LINUX is nice, but I have too many issues where I’m not expert enough to make some configurations. More “tools for LINUX Dummies” would be nice - it is a hassle for someone with my level if inexpertise to try to get an AV or Firewall to start automatically without having to authorize the action with a password every time.
No, but in general, TVs are all designed with a consistent interface, as are cars and to a large extent, houses. People have an expectation that two TVs will work in similar manners even if they offer different overall features, and that either will work the way they expect when they plug it into their cable box or satellite receiver.
A variety of distributions with competing desktops makes it hard for consumers to jump to "Linux" because two different things calling themselves "Linux" can look and act very differently.
This is a sales/marketing issue--not a technical one.
Yes, it is. But it's still an issue that needs to be overcome.
I never liked KDE or Gnome. XFCE look like Apple’s OS, which I guess is better than KDE or Gnome. Unity look very promising
This is why I personally recommend Fedora. Work within the package manager and essentially your system administers itself. It's actually more comprehensive than either the Windows or Mac update systems.
I too share the impression that Linux hardware incompatibilities, while some still exist, are fewer than in the past.

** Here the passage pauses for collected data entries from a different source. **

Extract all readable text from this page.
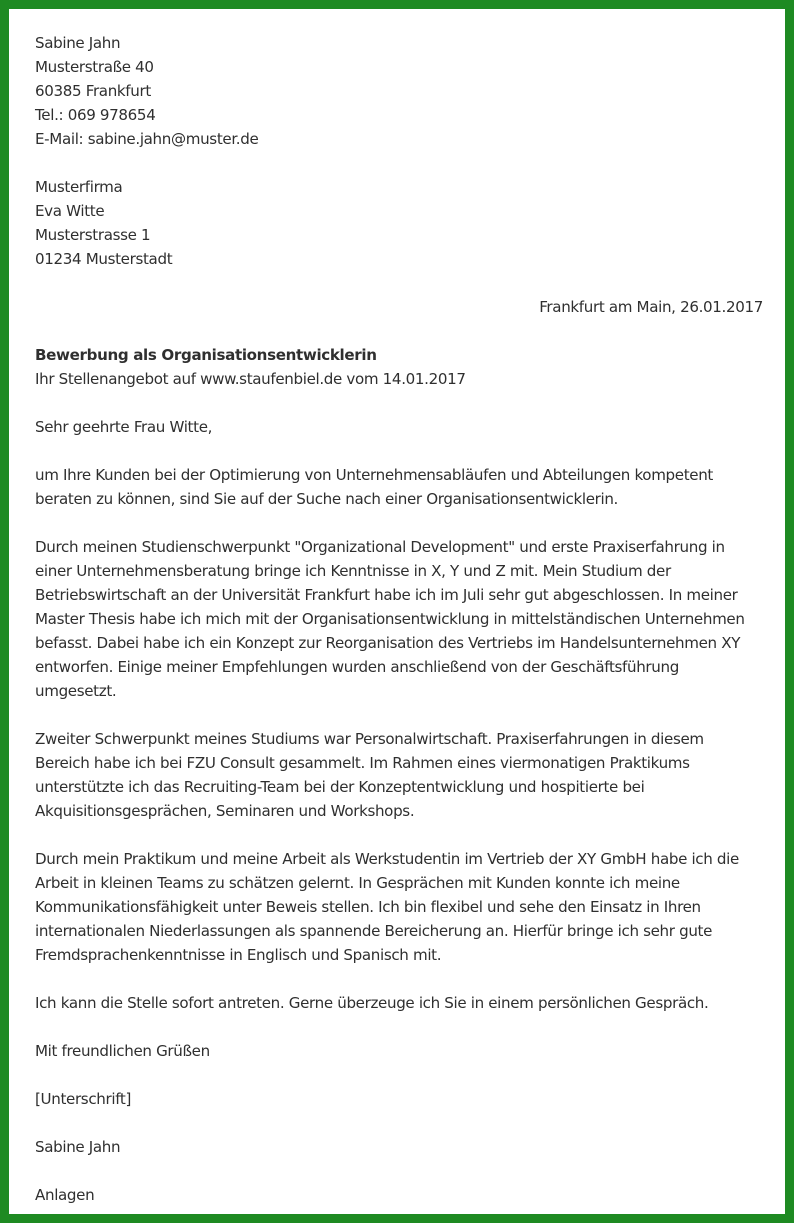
Sabine Jahn
Musterstraße 40
60385 Frankfurt
Tel.: 069 978654
E-Mail: sabine.jahn@muster.de
Musterfirma
Eva Witte
Musterstrasse 1
01234 Musterstadt
Frankfurt am Main, 26.01.2017
Bewerbung als Organisationsentwicklerin
Ihr Stellenangebot auf www.staufenbiel.de vom 14.01.2017
Sehr geehrte Frau Witte,
um Ihre Kunden bei der Optimierung von Unternehmensabläufen und Abteilungen kompetent
beraten zu können, sind Sie auf der Suche nach einer Organisationsentwicklerin.
Durch meinen Studienschwerpunkt "Organizational Development" und erste Praxiserfahrung in
einer Unternehmensberatung bringe ich Kenntnisse in X, Y und Z mit. Mein Studium der
Betriebswirtschaft an der Universität Frankfurt habe ich im Juli sehr gut abgeschlossen. In meiner
Master Thesis habe ich mich mit der Organisationsentwicklung in mittelständischen Unternehmen
befasst. Dabei habe ich ein Konzept zur Reorganisation des Vertriebs im Handelsunternehmen XY
entworfen. Einige meiner Empfehlungen wurden anschließend von der Geschäftsführung
umgesetzt.
Zweiter Schwerpunkt meines Studiums war Personalwirtschaft. Praxiserfahrungen in diesem
Bereich habe ich bei FZU Consult gesammelt. Im Rahmen eines viermonatigen Praktikums
unterstützte ich das Recruiting-Team bei der Konzeptentwicklung und hospitierte bei
Akquisitionsgesprächen, Seminaren und Workshops.
Durch mein Praktikum und meine Arbeit als Werkstudentin im Vertrieb der XY GmbH habe ich die
Arbeit in kleinen Teams zu schätzen gelernt. In Gesprächen mit Kunden konnte ich meine
Kommunikationsfähigkeit unter Beweis stellen. Ich bin flexibel und sehe den Einsatz in Ihren
internationalen Niederlassungen als spannende Bereicherung an. Hierfür bringe ich sehr gute
Fremdsprachenkenntnisse in Englisch und Spanisch mit.
Ich kann die Stelle sofort antreten. Gerne überzeuge ich Sie in einem persönlichen Gespräch.
Mit freundlichen Grüßen
[Unterschrift]
Sabine Jahn
Anlagen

However Linux still is not “mainstream” which I guess has been the benchmark by which it has been implicitly measured. If you stop 10 random people on the street, most wouldn’t have the first clue and their experience (if any) would be limited to the cases where they didn’t even know what they were interacting with was Linux (say a phone or a GPS device or maybe even a printer).
Seems like out of the Server, Desktop/Laptop and embedded markets it will be the first and the third that will be most important when comparing to Windows or Macs in terms of numbers, with Desktop/Laptop continuing to hold much the same position it holds now.
..and I'm fine with that--as long as lies are not used to keep it that way.
Whichever one is available at http://fedoraproject.org/get-fedora at any given time, preferably a live image. Download an ISO image, burn it to disk, and then reboot — when your computer boots from the optical drive, you can take it for a test drive without losing anything on your hard drive, and if/when you’re ready to make the jump, you can do a full install from the same disk.
Personally, I find it’s a great way to make older hardware usable — Windows may run like a dog, but Linux will still be pretty snappy. And if all you want is a web browser, email, and some lightweight office stuff, old hardware works like a champ.
Except for Flash. But Flash is evil.